News Corp executive chairman Rupert Murdoch has defended the use of a "poison pill" to stave off a hostile acquisition, insisting the use of the mechanism was quite common in the United States.

The comments were made to analysts as part of the Australian leg of an investor roadshow over the looming split of the global media company's newspaper and publishing business from its entertainment assets this month.

In preparing for the split, News Corp has added a provision to allow shareholders to ward off a hostile takeover. Each share of the new publishing company will include a right to purchase $US180 ($186) worth of stock for $US90, triggered when any investor acquires 15 per cent or more of the voting shares.

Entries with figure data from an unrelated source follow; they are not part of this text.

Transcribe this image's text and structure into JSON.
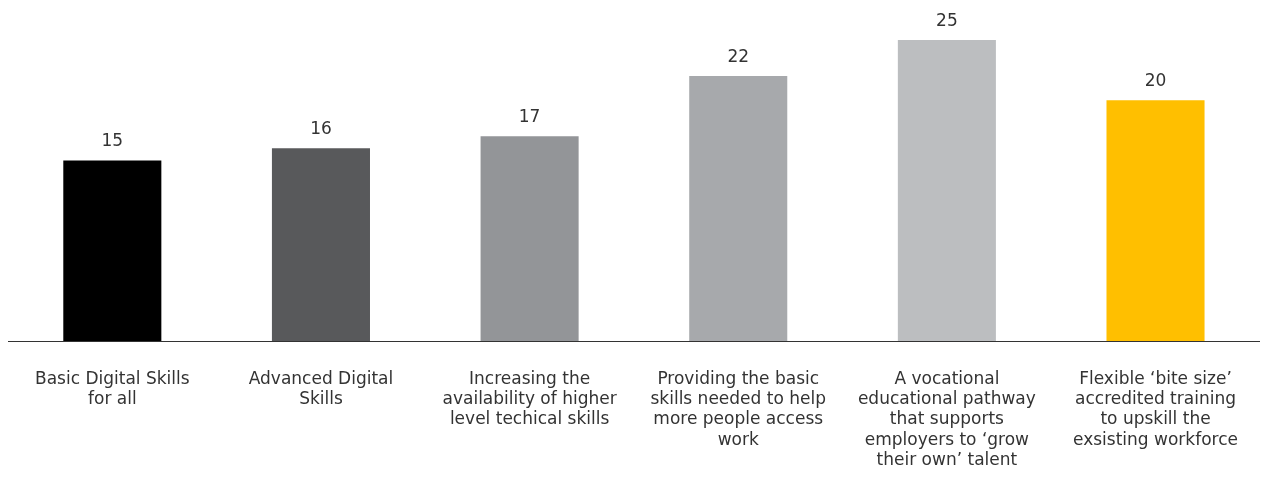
{
  "chart_data": {
    "type": "bar",
    "categories": [
      "Basic Digital Skills for all",
      "Advanced Digital Skills",
      "Increasing the availability of higher level techical skills",
      "Providing the basic skills needed to help more people access work",
      "A vocational educational pathway that supports employers to ‘grow their own’ talent",
      "Flexible ‘bite size’ accredited training to upskill the exsisting workforce"
    ],
    "values": [
      15,
      16,
      17,
      22,
      25,
      20
    ],
    "colors": [
      "#000000",
      "#58595b",
      "#939598",
      "#a7a9ac",
      "#bcbec0",
      "#ffbf00"
    ],
    "data_labels": true,
    "grid": false,
    "legend": false,
    "tick_labels": "x"
  }
}
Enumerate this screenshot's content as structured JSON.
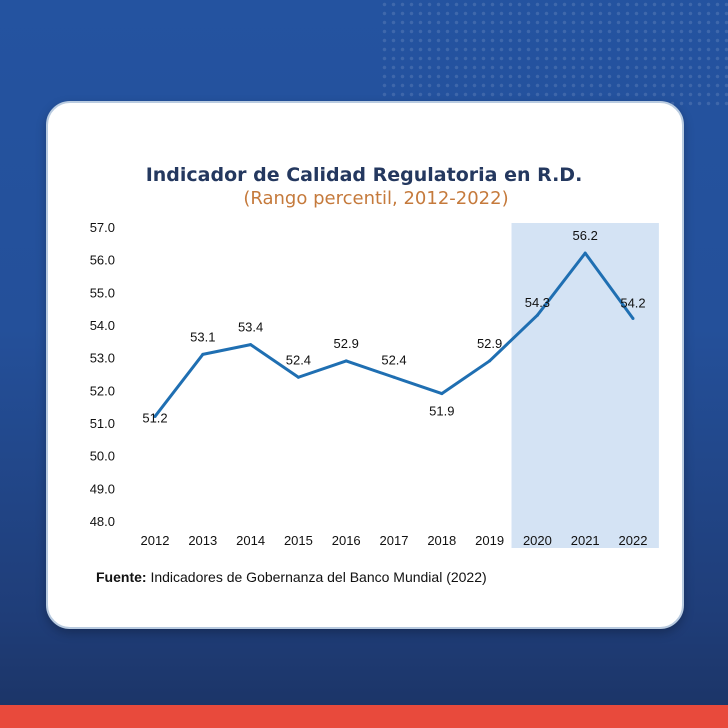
{
  "chart_data": {
    "type": "line",
    "title": "Indicador de Calidad Regulatoria en R.D.",
    "subtitle": "(Rango percentil, 2012-2022)",
    "categories": [
      "2012",
      "2013",
      "2014",
      "2015",
      "2016",
      "2017",
      "2018",
      "2019",
      "2020",
      "2021",
      "2022"
    ],
    "series": [
      {
        "name": "Calidad Regulatoria",
        "values": [
          51.2,
          53.1,
          53.4,
          52.4,
          52.9,
          52.4,
          51.9,
          52.9,
          54.3,
          56.2,
          54.2
        ]
      }
    ],
    "data_labels": [
      "51.2",
      "53.1",
      "53.4",
      "52.4",
      "52.9",
      "52.4",
      "51.9",
      "52.9",
      "54.3",
      "56.2",
      "54.2"
    ],
    "y_ticks": [
      "48.0",
      "49.0",
      "50.0",
      "51.0",
      "52.0",
      "53.0",
      "54.0",
      "55.0",
      "56.0",
      "57.0"
    ],
    "ylim": [
      48,
      57
    ],
    "highlight_range": [
      "2020",
      "2022"
    ],
    "grid": false,
    "xlabel": "",
    "ylabel": "",
    "colors": {
      "line": "#1f6fb2",
      "highlight": "#d4e3f4"
    }
  },
  "source": {
    "label": "Fuente:",
    "text": " Indicadores de Gobernanza del Banco Mundial (2022)"
  }
}
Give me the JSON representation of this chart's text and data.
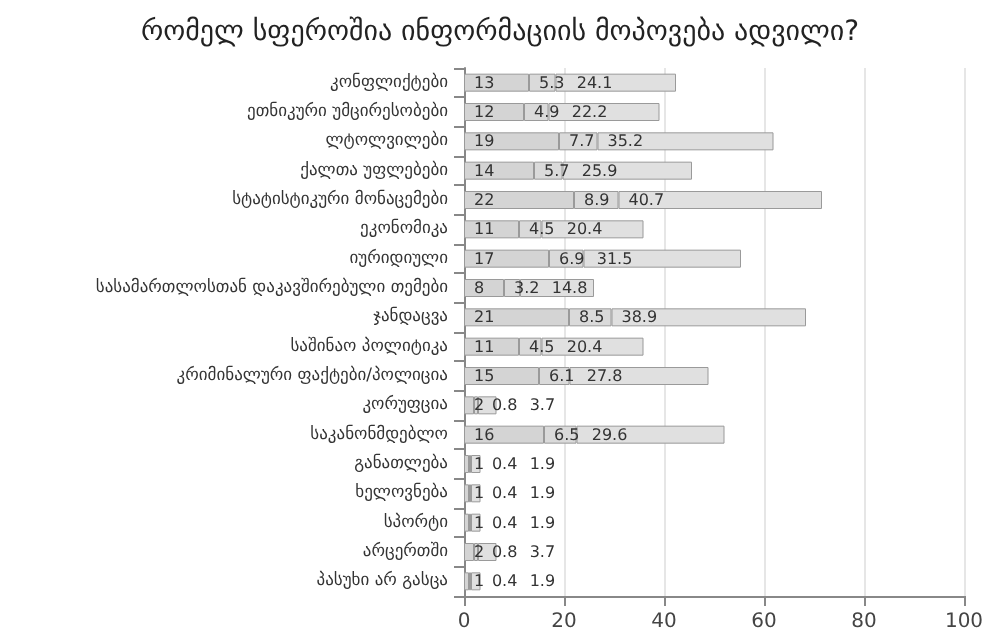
{
  "chart_data": {
    "type": "bar",
    "title": "რომელ სფეროშია ინფორმაციის მოპოვება ადვილი?",
    "orientation": "horizontal",
    "stacked": true,
    "data_labels": true,
    "grid": "x",
    "categories": [
      "კონფლიქტები",
      "ეთნიკური უმცირესობები",
      "ლტოლვილები",
      "ქალთა უფლებები",
      "სტატისტიკური მონაცემები",
      "ეკონომიკა",
      "იურიდიული",
      "სასამართლოსთან დაკავშირებული თემები",
      "ჯანდაცვა",
      "საშინაო პოლიტიკა",
      "კრიმინალური ფაქტები/პოლიცია",
      "კორუფცია",
      "საკანონმდებლო",
      "განათლება",
      "ხელოვნება",
      "სპორტი",
      "არცერთში",
      "პასუხი არ გასცა"
    ],
    "series": [
      {
        "color": "#d4d4d4",
        "values": [
          13,
          12,
          19,
          14,
          22,
          11,
          17,
          8,
          21,
          11,
          15,
          2,
          16,
          1,
          1,
          1,
          2,
          1
        ]
      },
      {
        "color": "#dadada",
        "values": [
          5.3,
          4.9,
          7.7,
          5.7,
          8.9,
          4.5,
          6.9,
          3.2,
          8.5,
          4.5,
          6.1,
          0.8,
          6.5,
          0.4,
          0.4,
          0.4,
          0.8,
          0.4
        ]
      },
      {
        "color": "#e0e0e0",
        "values": [
          24.1,
          22.2,
          35.2,
          25.9,
          40.7,
          20.4,
          31.5,
          14.8,
          38.9,
          20.4,
          27.8,
          3.7,
          29.6,
          1.9,
          1.9,
          1.9,
          3.7,
          1.9
        ]
      }
    ],
    "xlim": [
      0,
      100
    ],
    "xticks": [
      0,
      20,
      40,
      60,
      80,
      100
    ]
  }
}
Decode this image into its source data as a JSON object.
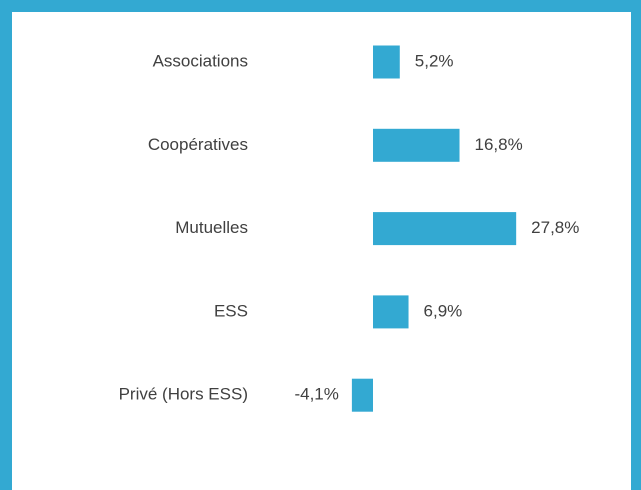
{
  "chart_data": {
    "type": "bar",
    "orientation": "horizontal",
    "categories": [
      "Associations",
      "Coopératives",
      "Mutuelles",
      "ESS",
      "Privé (Hors ESS)"
    ],
    "values": [
      5.2,
      16.8,
      27.8,
      6.9,
      -4.1
    ],
    "value_labels": [
      "5,2%",
      "16,8%",
      "27,8%",
      "6,9%",
      "-4,1%"
    ],
    "color": "#33a9d2"
  }
}
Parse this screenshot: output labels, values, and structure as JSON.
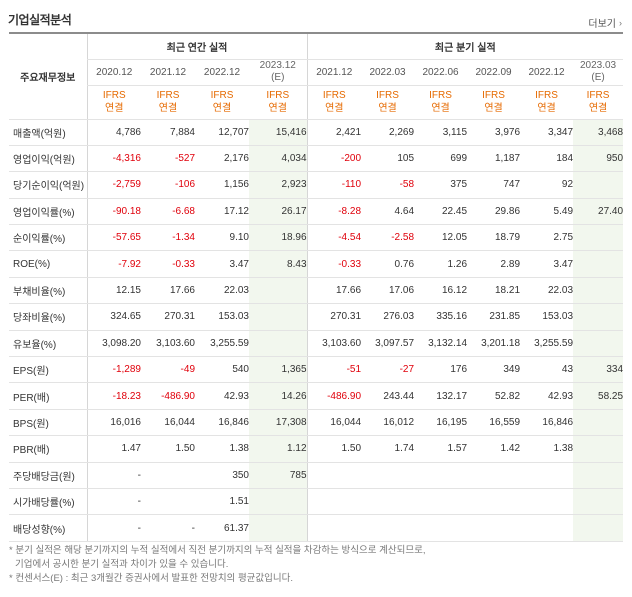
{
  "header": {
    "title": "기업실적분석",
    "more_label": "더보기"
  },
  "table": {
    "row_header_label": "주요재무정보",
    "group_annual": "최근 연간 실적",
    "group_quarter": "최근 분기 실적",
    "periods": [
      "2020.12",
      "2021.12",
      "2022.12",
      "2023.12",
      "2021.12",
      "2022.03",
      "2022.06",
      "2022.09",
      "2022.12",
      "2023.03"
    ],
    "estimate_marks": [
      "",
      "",
      "",
      "(E)",
      "",
      "",
      "",
      "",
      "",
      "(E)"
    ],
    "accounting_top": "IFRS",
    "accounting_bottom": "연결",
    "rows": [
      {
        "label": "매출액(억원)",
        "values": [
          "4,786",
          "7,884",
          "12,707",
          "15,416",
          "2,421",
          "2,269",
          "3,115",
          "3,976",
          "3,347",
          "3,468"
        ]
      },
      {
        "label": "영업이익(억원)",
        "values": [
          "-4,316",
          "-527",
          "2,176",
          "4,034",
          "-200",
          "105",
          "699",
          "1,187",
          "184",
          "950"
        ]
      },
      {
        "label": "당기순이익(억원)",
        "values": [
          "-2,759",
          "-106",
          "1,156",
          "2,923",
          "-110",
          "-58",
          "375",
          "747",
          "92",
          ""
        ]
      },
      {
        "label": "영업이익률(%)",
        "values": [
          "-90.18",
          "-6.68",
          "17.12",
          "26.17",
          "-8.28",
          "4.64",
          "22.45",
          "29.86",
          "5.49",
          "27.40"
        ]
      },
      {
        "label": "순이익률(%)",
        "values": [
          "-57.65",
          "-1.34",
          "9.10",
          "18.96",
          "-4.54",
          "-2.58",
          "12.05",
          "18.79",
          "2.75",
          ""
        ]
      },
      {
        "label": "ROE(%)",
        "values": [
          "-7.92",
          "-0.33",
          "3.47",
          "8.43",
          "-0.33",
          "0.76",
          "1.26",
          "2.89",
          "3.47",
          ""
        ]
      },
      {
        "label": "부채비율(%)",
        "values": [
          "12.15",
          "17.66",
          "22.03",
          "",
          "17.66",
          "17.06",
          "16.12",
          "18.21",
          "22.03",
          ""
        ]
      },
      {
        "label": "당좌비율(%)",
        "values": [
          "324.65",
          "270.31",
          "153.03",
          "",
          "270.31",
          "276.03",
          "335.16",
          "231.85",
          "153.03",
          ""
        ]
      },
      {
        "label": "유보율(%)",
        "values": [
          "3,098.20",
          "3,103.60",
          "3,255.59",
          "",
          "3,103.60",
          "3,097.57",
          "3,132.14",
          "3,201.18",
          "3,255.59",
          ""
        ]
      },
      {
        "label": "EPS(원)",
        "values": [
          "-1,289",
          "-49",
          "540",
          "1,365",
          "-51",
          "-27",
          "176",
          "349",
          "43",
          "334"
        ]
      },
      {
        "label": "PER(배)",
        "values": [
          "-18.23",
          "-486.90",
          "42.93",
          "14.26",
          "-486.90",
          "243.44",
          "132.17",
          "52.82",
          "42.93",
          "58.25"
        ]
      },
      {
        "label": "BPS(원)",
        "values": [
          "16,016",
          "16,044",
          "16,846",
          "17,308",
          "16,044",
          "16,012",
          "16,195",
          "16,559",
          "16,846",
          ""
        ]
      },
      {
        "label": "PBR(배)",
        "values": [
          "1.47",
          "1.50",
          "1.38",
          "1.12",
          "1.50",
          "1.74",
          "1.57",
          "1.42",
          "1.38",
          ""
        ]
      },
      {
        "label": "주당배당금(원)",
        "values": [
          "-",
          "",
          "350",
          "785",
          "",
          "",
          "",
          "",
          "",
          ""
        ]
      },
      {
        "label": "시가배당률(%)",
        "values": [
          "-",
          "",
          "1.51",
          "",
          "",
          "",
          "",
          "",
          "",
          ""
        ]
      },
      {
        "label": "배당성향(%)",
        "values": [
          "-",
          "-",
          "61.37",
          "",
          "",
          "",
          "",
          "",
          "",
          ""
        ]
      }
    ]
  },
  "footnotes": [
    "* 분기 실적은 해당 분기까지의 누적 실적에서 직전 분기까지의 누적 실적을 차감하는 방식으로 계산되므로,",
    "  기업에서 공시한 분기 실적과 차이가 있을 수 있습니다.",
    "* 컨센서스(E) : 최근 3개월간 증권사에서 발표한 전망치의 평균값입니다."
  ]
}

"I know it's uncommon in this country, but it's very common in America in these situations," Mr Murdoch said of the defensive instrument dubbed a poison pill.

The new publishing company, which will retain the News Corp name, kicks off on June 28 with properties such as The Wall Street Journal, The Times, Australian pay TV and newspapers, The Daily Telegraph and the Herald Sun.

News' fast-growing TV and film assets will called 21st Century Fox.

Mr Murdoch will be chairman and chief executive of 21st Century Fox and executive chairman of the new News Corp. His children, James and Lachlan, will be on both boards.

Wednesday's briefing follows a similar investor day held in New York last week. News says it's splitting the publishing company from its TV and movie business to take advantage of the shift away from print to digital content.

While not committing to a dividend for the new publishing company, Mr Murdoch said there were likely to be "significant movements" in the dividend as the cash flow of the publishing company grew. But he said Australian investors needed to look at the company as a growth stock rather than a yield play.